Danışman, "Bu toplu konuta, evet" dedikten sonra ses tonları artmaya başlıyor.
Israr eden Frédéric aynı soruyu tekrar soruyor ama benzer bir yanıt alıyor.
"Fazla Afrikalı olduğu için bana ev vermek istemiyorsunuz, öyle mi?" Yanıt, "evet, öyle". Danışman, Frédéric'e, bunun bir ayrımcılık olmadığını, sosyal karışımı hedefleyen bir uygulama olduğunu, bunun için de 56 Sayılı Dışlamayla mücadele Yasası'na bakmasını tavsiye ediyor.
Zaten Frédéric'e ertesi gün yazılı olarak gönderilen yanıtta, söz konusu yasaya yer veriliyor.
29 Temmuz 1998'de kabul edilen yasaya göre, "toplu konut kiralamalarında, kent ve mahallelerde sosyal karışıma öncelik verilir".
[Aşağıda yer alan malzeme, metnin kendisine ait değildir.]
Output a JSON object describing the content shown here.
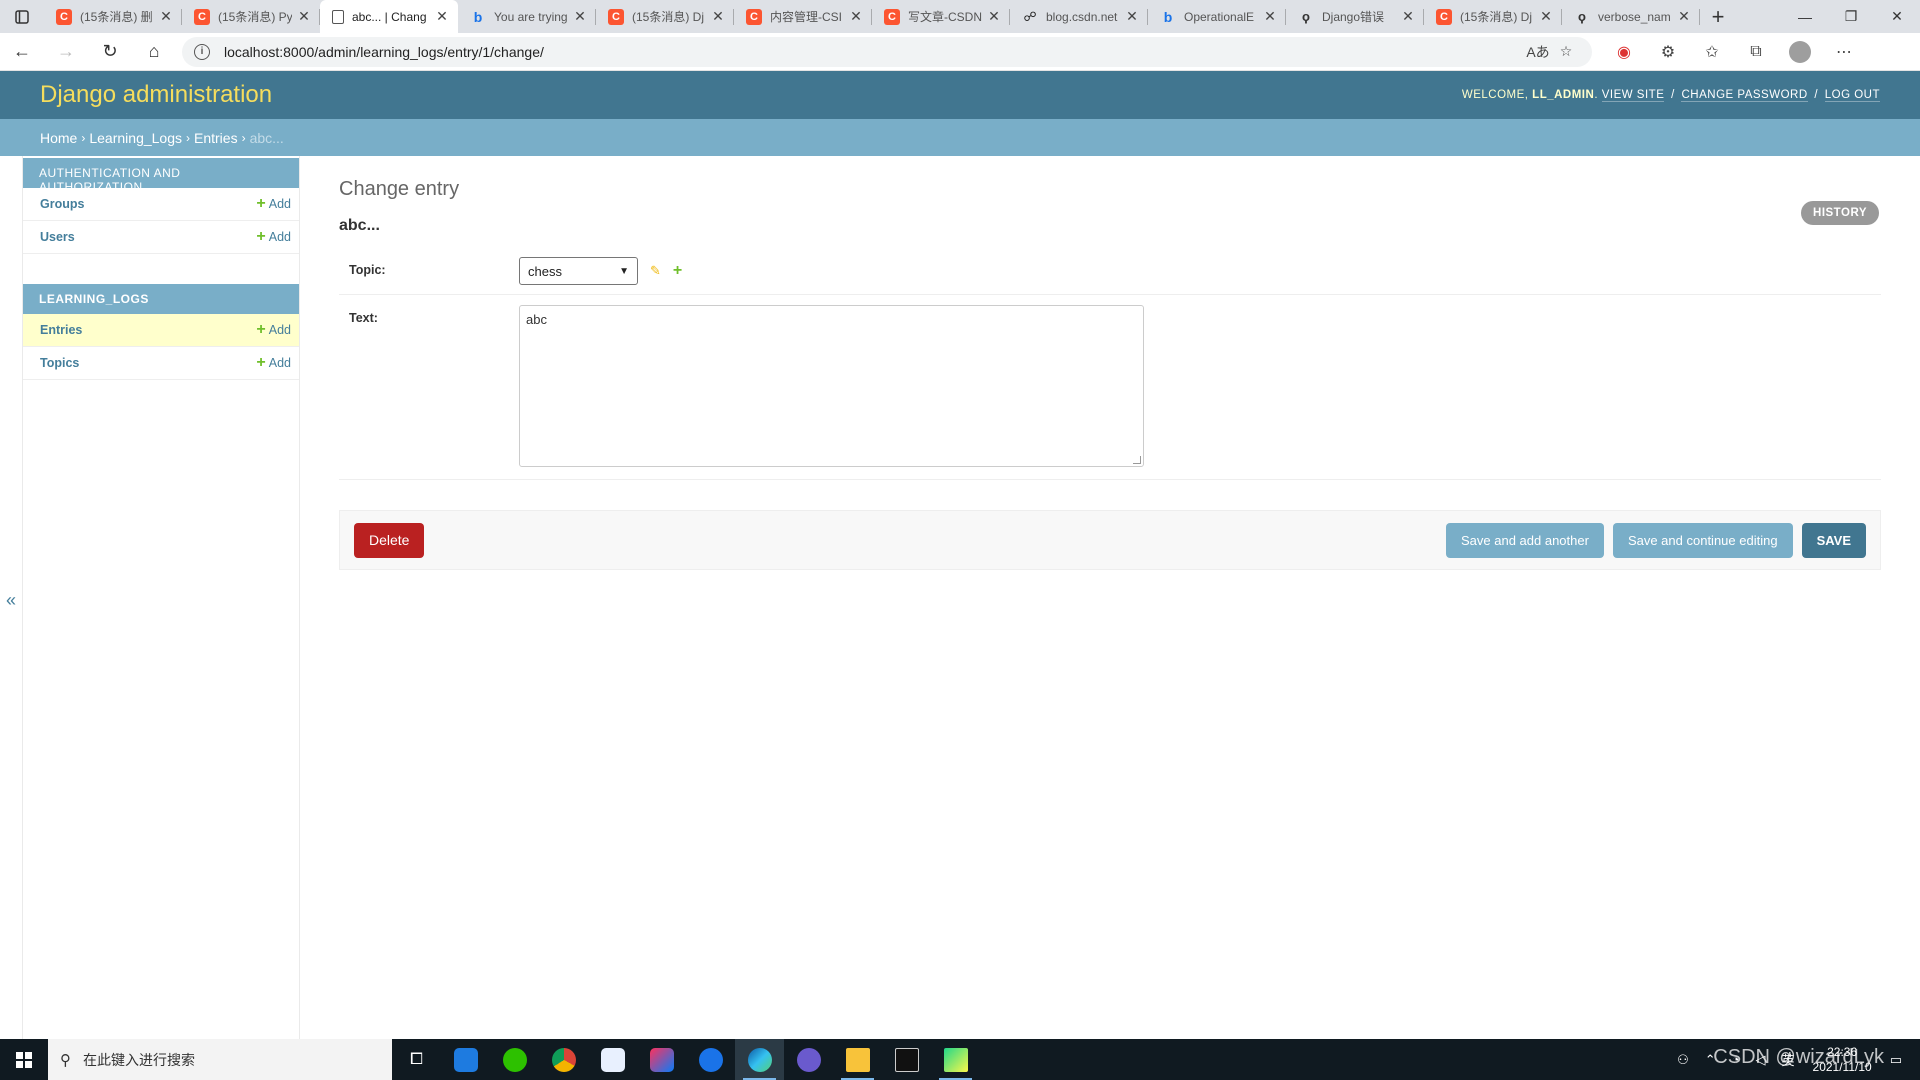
{
  "browser": {
    "tabs": [
      {
        "title": "(15条消息) 删",
        "favicon": "csdn"
      },
      {
        "title": "(15条消息) Py",
        "favicon": "csdn"
      },
      {
        "title": "abc... | Chang",
        "favicon": "doc",
        "active": true
      },
      {
        "title": "You are trying",
        "favicon": "bing"
      },
      {
        "title": "(15条消息) Dj",
        "favicon": "csdn"
      },
      {
        "title": "内容管理-CSI",
        "favicon": "csdn"
      },
      {
        "title": "写文章-CSDN",
        "favicon": "csdn"
      },
      {
        "title": "blog.csdn.net",
        "favicon": "blog"
      },
      {
        "title": "OperationalE",
        "favicon": "bing"
      },
      {
        "title": "Django错误",
        "favicon": "django"
      },
      {
        "title": "(15条消息) Dj",
        "favicon": "csdn"
      },
      {
        "title": "verbose_nam",
        "favicon": "django"
      }
    ],
    "url": "localhost:8000/admin/learning_logs/entry/1/change/"
  },
  "header": {
    "branding": "Django administration",
    "welcome": "WELCOME,",
    "username": "LL_ADMIN",
    "view_site": "VIEW SITE",
    "change_password": "CHANGE PASSWORD",
    "log_out": "LOG OUT"
  },
  "breadcrumbs": {
    "home": "Home",
    "app": "Learning_Logs",
    "model": "Entries",
    "current": "abc..."
  },
  "sidebar": {
    "modules": [
      {
        "caption": "Authentication and Authorization",
        "models": [
          {
            "name": "Groups",
            "add": "Add"
          },
          {
            "name": "Users",
            "add": "Add"
          }
        ]
      },
      {
        "caption": "Learning_Logs",
        "models": [
          {
            "name": "Entries",
            "add": "Add",
            "current": true
          },
          {
            "name": "Topics",
            "add": "Add"
          }
        ]
      }
    ],
    "toggle": "«"
  },
  "content": {
    "title": "Change entry",
    "object": "abc...",
    "history": "HISTORY",
    "fields": {
      "topic_label": "Topic:",
      "topic_value": "chess",
      "text_label": "Text:",
      "text_value": "abc"
    },
    "buttons": {
      "delete": "Delete",
      "save_add": "Save and add another",
      "save_continue": "Save and continue editing",
      "save": "SAVE"
    }
  },
  "taskbar": {
    "search_placeholder": "在此键入进行搜索",
    "clock_time": "22:36",
    "clock_date": "2021/11/10",
    "ime": "英"
  },
  "watermark": "CSDN @wizardLyk",
  "colors": {
    "header_bg": "#417690",
    "breadcrumb_bg": "#79aec8",
    "branding": "#f5dd5d",
    "delete": "#ba2121"
  }
}
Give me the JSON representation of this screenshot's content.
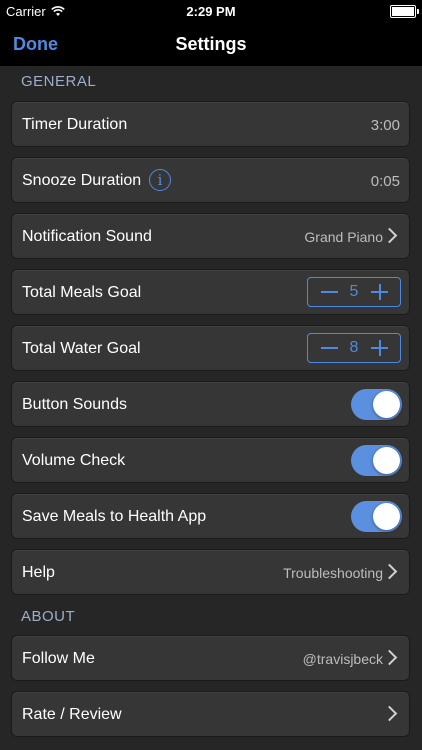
{
  "status_bar": {
    "carrier": "Carrier",
    "time": "2:29 PM"
  },
  "nav": {
    "done_label": "Done",
    "title": "Settings"
  },
  "colors": {
    "accent": "#4e8be0",
    "toggle_on": "#5b8fe0",
    "background": "#262626",
    "row": "#363636"
  },
  "general": {
    "header": "GENERAL",
    "timer_duration": {
      "label": "Timer Duration",
      "value": "3:00"
    },
    "snooze_duration": {
      "label": "Snooze Duration",
      "value": "0:05",
      "icon": "info-icon"
    },
    "notification_sound": {
      "label": "Notification Sound",
      "value": "Grand Piano"
    },
    "total_meals_goal": {
      "label": "Total Meals Goal",
      "value": "5"
    },
    "total_water_goal": {
      "label": "Total Water Goal",
      "value": "8"
    },
    "button_sounds": {
      "label": "Button Sounds",
      "on": true
    },
    "volume_check": {
      "label": "Volume Check",
      "on": true
    },
    "save_meals_health": {
      "label": "Save Meals to Health App",
      "on": true
    },
    "help": {
      "label": "Help",
      "value": "Troubleshooting"
    }
  },
  "about": {
    "header": "ABOUT",
    "follow_me": {
      "label": "Follow Me",
      "value": "@travisjbeck"
    },
    "rate_review": {
      "label": "Rate / Review"
    }
  }
}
Ancak Frédéric'in profili ile onların Frédéric'in durumundan anladıkları arasında çok fark var. Bekar, çocuğu olmayan bu genç, beş yıldır sabit gelirle gişeci olarak çalışıyor ve maaşı kiralamak istediği evin dört katı kadar. Annesi, "Kenara para koymak için gece de çalışıyor" diyor.
Bu görüşmeden iki gün sonra Irkçılıkla Mücadele hareketi olarak bilinen SOS Racisme Derneği'ni arıyor.
Gencin yaşadığı dernek başkan yardımcısı Samuel Thomas'ı hiç şaşırtmıyor : "Bu hikaye, birçok şeyi gözler önüne seriyor ama başka birçok vakayı da akla getiriyor. Bazı toplu konut kurumları, 'sosyal karışım' ile 'ırk karışımı'nı birbirine karıştırıyor. Yasayı kötüye kullanarak, ayrımcılığın birer aktörü oluyorlar böylece" diyor.
Şimdi, daha önce birçok kez yapıldığı gibi şirkete dava açmak için hazırlık yapılıyor. Bu arada da şirket, başvuruyu niçin reddettiğinin gerekçelerini ayrıntılandırmaya çalışıyor. Şirket Başkan Yardımcısı Martine Chastre, "Ailelerin kökenlerini dikkate almak zorundayız. Bu konutların onun için uygun olduğunu açıkçası düşünmüyorum" diyor.
Ancak Frédéric, bu açıklamaları inandırıcı bulmayarak dava açacak.